Poverty is a distinguished problem in the Philippines. At least a quarter of the Philippine population is engrossed in poverty. That is at least 26 million people affected. As such, Filipino’s would be desperate to find a living, and in order to sustain a certain lifestyle. Filipinos would take a variety of jobs, not shying away from any. Jobs such as healthcare workers, engineers, office workers, skilled workers (tradesmen such as plumbers, electricians, mechanics, etc.), drivers, domestic helpers were prominent for Filipinos. 

However, there is also another opportunity for the hard-working Filipino to take, and that is to leave the Philippines and find a decent job abroad. Thus, Overseas Filipino Workers (OFW) became abundant, and the world noticed as well.

And this is where my story begins.  It was during the Gulf War time in December 1990 when I saw the opportunity to go abroad and help my family financially. Along with my husband Peter, we ventured to a foreign country, the Kingdom of Saudi Arabia (KSA). It was exciting, but with mixed emotions of sadness knowing, I will be away from my then,  three-year-old daughter whom I left with my sister-in-law to take care of. 

Here, OFW’s were more prominent due to the Arabian’s lifestyle. I was blessed to be considered and offered an office-based job. I started to work as a General Clerk in the Personnel Department of the Armed Forces’ Health Facilities. My husband, Peter worked as a Tradesman. We were separated at first, as I worked in Jeddah, which is in the Western part, while he worked in Khamis Musait, which lies in the Northern part of KSA. It was not as easy as it seemed for us, but we must keep our strength in holding on to achieve our aim for a better future. 

Being separated was one thing, however, what was most difficult was the culture shock that we experienced in the first few months. Going out of the accommodations was difficult, as we were only able to go out to certain places by scheduled transportation provided. And, the fact that I am a woman in the Middle East meant that I was limited in going venturing outside too much. This proved difficult because compared to the Philippines which was more liberated, this felt like we were stuck inside a house with nothing else to do than work, eat, watch tv, and sleep. 

Meeting with my husband also proved difficult, as around this time, the Gulf War was happening and thus hindered our ability to see each other. And even though we could, we were still required to have a translated and authenticated marriage contract. These were only a few of the things that shocked us when we first arrived in the KSA.

Eventually, my husband and I were able to live together once more and to work in the same place in Jeddah. And a few years after that, we had our second child, I went back home to give which again I have to leave and flew back to Jeddah. Shortly after we moved to Riyadh, we had our third and fourth child (2 boys) and managed to bring my two daughters and build our family abroad.  As well, we were able to experience traveling within KSA and other countries.

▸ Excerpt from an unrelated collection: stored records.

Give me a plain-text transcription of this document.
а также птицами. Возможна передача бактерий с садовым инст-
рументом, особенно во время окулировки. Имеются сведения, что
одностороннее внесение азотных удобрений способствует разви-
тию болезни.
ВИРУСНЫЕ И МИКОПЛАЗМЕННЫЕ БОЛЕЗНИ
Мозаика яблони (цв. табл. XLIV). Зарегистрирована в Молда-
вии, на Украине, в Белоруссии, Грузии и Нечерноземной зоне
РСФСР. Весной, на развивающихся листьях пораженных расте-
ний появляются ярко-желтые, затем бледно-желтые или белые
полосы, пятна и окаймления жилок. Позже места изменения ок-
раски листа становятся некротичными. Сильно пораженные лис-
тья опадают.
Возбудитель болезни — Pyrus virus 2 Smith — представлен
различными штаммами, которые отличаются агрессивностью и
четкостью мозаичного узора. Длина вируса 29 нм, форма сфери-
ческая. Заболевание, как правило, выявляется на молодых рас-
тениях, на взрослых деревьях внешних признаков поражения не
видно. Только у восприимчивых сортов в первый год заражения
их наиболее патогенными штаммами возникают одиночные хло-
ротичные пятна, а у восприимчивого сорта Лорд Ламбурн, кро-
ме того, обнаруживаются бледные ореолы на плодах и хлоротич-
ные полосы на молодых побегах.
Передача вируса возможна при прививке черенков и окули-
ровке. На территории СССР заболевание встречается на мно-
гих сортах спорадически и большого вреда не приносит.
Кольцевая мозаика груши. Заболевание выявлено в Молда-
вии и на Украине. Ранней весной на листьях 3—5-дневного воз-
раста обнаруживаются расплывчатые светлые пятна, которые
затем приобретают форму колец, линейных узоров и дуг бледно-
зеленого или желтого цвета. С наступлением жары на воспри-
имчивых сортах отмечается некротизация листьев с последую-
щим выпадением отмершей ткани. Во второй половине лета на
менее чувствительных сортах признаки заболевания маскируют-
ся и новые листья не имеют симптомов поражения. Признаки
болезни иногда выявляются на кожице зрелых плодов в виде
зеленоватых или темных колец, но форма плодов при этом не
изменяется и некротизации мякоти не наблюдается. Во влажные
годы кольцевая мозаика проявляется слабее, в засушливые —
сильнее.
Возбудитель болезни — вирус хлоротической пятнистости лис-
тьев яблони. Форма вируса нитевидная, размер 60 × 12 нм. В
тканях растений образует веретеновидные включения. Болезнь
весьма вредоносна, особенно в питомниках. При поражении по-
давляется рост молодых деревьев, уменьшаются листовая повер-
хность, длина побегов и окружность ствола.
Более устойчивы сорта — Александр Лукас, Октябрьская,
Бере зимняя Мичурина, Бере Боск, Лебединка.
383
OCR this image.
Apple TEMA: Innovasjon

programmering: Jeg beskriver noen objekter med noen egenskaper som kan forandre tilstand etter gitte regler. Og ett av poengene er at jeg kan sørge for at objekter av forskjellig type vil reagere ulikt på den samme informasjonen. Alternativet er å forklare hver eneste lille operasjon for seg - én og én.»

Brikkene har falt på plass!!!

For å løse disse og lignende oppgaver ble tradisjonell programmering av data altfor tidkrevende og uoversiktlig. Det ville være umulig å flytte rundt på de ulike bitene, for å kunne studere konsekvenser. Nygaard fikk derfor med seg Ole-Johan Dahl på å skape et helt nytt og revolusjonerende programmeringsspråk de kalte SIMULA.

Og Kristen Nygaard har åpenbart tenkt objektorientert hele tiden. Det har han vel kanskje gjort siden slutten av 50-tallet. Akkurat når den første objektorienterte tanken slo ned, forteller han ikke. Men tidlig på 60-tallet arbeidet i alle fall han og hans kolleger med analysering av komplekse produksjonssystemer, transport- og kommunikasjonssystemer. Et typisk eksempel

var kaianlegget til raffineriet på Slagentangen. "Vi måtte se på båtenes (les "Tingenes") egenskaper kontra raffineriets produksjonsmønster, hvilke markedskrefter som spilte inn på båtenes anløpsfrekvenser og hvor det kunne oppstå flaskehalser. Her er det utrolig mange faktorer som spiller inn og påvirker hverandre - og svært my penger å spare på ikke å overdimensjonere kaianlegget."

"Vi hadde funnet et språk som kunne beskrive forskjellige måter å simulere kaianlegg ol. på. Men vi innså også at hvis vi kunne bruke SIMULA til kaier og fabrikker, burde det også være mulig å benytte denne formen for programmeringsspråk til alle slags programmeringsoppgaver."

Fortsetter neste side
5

Overall, although it was quite difficult financially, emotionally, physically, mentally, and spiritually, we were able to overcome the hardships and built a foundation for our family. However, even though we’ve already spent so long living abroad, it still shocks us at times, of the difference in culture between our own and the world.

22 If you believe, you will receive whatever you ask for in prayer.”